Add the active drawing area using a smaller 56 x 56 px square, which we will color using white (#FFFFFF) and then center align to the shape from the previous step, which should give us an all-around 4 px protective padding. Once you’re done, make sure you select and group the two together using the Control-G keyboard shortcut.
Populate the second Artboard using a copy (Control-C) of the reference grid that we’ve just finished working on, which we will paste in place using the Control-F keyboard shortcut. Once you’re done, make sure you lock the current layer before moving on to the next step.
How to Create the Joystick Icon
Position yourself onto the remaining Artboard, and zoom in on its reference grid so that we can start working on our second icon.

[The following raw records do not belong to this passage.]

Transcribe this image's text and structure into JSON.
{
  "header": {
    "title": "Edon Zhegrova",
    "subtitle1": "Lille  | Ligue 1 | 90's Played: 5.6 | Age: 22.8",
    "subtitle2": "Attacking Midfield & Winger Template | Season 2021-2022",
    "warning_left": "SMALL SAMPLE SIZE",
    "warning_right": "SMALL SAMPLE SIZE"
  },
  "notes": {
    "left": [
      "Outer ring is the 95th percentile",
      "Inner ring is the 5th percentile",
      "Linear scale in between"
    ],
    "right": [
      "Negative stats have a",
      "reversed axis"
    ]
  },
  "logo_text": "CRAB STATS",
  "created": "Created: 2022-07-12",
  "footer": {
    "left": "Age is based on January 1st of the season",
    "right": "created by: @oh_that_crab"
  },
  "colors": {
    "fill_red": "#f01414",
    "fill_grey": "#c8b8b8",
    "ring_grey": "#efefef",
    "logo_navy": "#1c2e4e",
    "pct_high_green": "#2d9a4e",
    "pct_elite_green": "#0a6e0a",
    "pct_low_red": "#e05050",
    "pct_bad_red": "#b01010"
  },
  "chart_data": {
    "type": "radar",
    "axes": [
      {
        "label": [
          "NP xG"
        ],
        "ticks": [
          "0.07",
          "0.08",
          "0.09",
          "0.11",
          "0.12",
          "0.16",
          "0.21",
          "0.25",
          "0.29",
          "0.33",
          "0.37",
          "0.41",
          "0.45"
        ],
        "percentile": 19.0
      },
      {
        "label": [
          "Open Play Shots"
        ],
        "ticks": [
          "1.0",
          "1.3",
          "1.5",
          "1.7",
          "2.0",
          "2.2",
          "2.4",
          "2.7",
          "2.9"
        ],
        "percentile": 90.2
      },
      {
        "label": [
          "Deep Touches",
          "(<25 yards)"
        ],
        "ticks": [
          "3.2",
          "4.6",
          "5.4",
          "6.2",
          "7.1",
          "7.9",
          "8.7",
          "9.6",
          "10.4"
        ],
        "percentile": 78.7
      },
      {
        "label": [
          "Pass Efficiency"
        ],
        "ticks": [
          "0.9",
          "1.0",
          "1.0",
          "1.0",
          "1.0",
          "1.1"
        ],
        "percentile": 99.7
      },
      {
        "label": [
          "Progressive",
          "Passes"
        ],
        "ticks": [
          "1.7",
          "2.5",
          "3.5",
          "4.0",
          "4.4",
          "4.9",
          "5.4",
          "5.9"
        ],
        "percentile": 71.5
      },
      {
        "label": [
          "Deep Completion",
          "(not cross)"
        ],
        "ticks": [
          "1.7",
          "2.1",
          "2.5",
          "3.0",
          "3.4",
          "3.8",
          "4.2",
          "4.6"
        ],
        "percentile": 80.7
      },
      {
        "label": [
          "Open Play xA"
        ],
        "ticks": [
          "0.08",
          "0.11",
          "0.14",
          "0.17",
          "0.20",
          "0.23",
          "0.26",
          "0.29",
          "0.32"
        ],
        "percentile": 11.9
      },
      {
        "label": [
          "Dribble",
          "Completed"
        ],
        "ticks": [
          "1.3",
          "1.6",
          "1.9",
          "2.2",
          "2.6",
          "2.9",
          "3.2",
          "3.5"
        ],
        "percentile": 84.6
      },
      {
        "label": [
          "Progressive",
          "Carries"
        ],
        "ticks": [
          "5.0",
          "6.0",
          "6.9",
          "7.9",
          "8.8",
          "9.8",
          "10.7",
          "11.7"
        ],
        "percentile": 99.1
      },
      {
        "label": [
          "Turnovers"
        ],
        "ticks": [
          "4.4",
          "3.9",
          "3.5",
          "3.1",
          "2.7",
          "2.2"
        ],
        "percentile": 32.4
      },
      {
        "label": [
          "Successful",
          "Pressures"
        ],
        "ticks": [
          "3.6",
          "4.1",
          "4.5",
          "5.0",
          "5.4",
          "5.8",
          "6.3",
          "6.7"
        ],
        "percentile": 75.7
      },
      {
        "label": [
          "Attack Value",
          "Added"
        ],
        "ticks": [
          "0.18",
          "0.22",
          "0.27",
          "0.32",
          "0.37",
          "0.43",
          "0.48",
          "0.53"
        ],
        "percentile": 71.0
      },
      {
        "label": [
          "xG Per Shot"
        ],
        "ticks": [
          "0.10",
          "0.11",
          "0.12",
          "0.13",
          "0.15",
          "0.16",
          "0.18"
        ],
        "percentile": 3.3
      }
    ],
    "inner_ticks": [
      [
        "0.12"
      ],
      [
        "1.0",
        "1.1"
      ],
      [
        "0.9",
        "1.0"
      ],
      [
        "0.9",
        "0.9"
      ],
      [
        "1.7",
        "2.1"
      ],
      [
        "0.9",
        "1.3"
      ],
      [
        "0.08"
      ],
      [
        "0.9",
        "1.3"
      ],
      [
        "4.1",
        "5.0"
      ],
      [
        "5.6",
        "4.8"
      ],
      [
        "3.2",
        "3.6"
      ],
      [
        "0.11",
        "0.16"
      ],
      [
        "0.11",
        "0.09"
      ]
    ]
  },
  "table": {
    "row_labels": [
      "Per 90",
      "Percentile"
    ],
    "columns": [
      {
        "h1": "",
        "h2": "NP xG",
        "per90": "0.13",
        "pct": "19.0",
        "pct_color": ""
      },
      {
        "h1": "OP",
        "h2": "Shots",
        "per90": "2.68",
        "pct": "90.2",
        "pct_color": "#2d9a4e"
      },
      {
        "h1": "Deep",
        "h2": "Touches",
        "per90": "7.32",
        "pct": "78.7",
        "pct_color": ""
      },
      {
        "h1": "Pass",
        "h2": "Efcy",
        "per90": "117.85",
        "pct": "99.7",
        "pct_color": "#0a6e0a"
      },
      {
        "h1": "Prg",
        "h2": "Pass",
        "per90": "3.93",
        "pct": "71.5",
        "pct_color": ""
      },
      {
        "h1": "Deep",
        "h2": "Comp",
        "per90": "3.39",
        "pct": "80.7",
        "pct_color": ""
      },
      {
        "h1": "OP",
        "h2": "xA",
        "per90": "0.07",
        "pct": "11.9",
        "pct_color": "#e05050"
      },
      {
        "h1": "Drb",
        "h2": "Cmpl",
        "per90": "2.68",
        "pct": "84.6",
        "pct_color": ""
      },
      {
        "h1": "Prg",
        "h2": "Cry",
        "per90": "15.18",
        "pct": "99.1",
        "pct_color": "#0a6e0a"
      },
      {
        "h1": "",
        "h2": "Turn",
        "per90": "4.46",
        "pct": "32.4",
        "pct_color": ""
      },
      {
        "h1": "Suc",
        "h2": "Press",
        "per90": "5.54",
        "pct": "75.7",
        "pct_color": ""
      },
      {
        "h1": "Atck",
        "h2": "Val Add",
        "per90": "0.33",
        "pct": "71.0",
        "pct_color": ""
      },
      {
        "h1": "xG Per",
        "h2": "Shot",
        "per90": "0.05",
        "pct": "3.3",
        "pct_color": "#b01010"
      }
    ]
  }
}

As we did with the previous icon, we’re going to start by creating the background using a 56 x 56 px circle, which we will color using #FFD55F and then position to the center of the underlying Artboard.
Create the gaming peripheral’s base using a 28 x 12 px rounded rectangle (#FFFFFF) with a 4 px Corner Radius and a 4 px thick outline (#31353F), which we will horizontally center align to the underlying active drawing area, positioning it at a distance of 8 px from its bottom edge.
Grab the Pen Tool (P) and then quickly draw the horizontal detail line using a 28 px wide 4 px thick Stroke line (#31353F), which we will position to the center of the base, making sure to select and group all three shapes together afterwards using the Control-G keyboard shortcut.
Add the stick’s main body using a 12 px tall 4 px thick Stroke line (#31353F), which we will position to the center of the base’s top edge, as seen in the reference image.
Create the stick’s bottom section using an 8 x 4 px rounded rectangle (#31353F) with a 2 px Corner Radius, which we will center align to its bottom edge.
Finish off the icon and with it the project itself, by adding the circular head using a 12 x 12 px circle (#FF9045) with a 4 px thick outline (#31353F), which we will group (Control-G) and then position as seen in the reference image. Once you’re done, make sure you select and group (Control-G) all of the joystick’s composing shapes together, doing the same for the entire icon afterwards.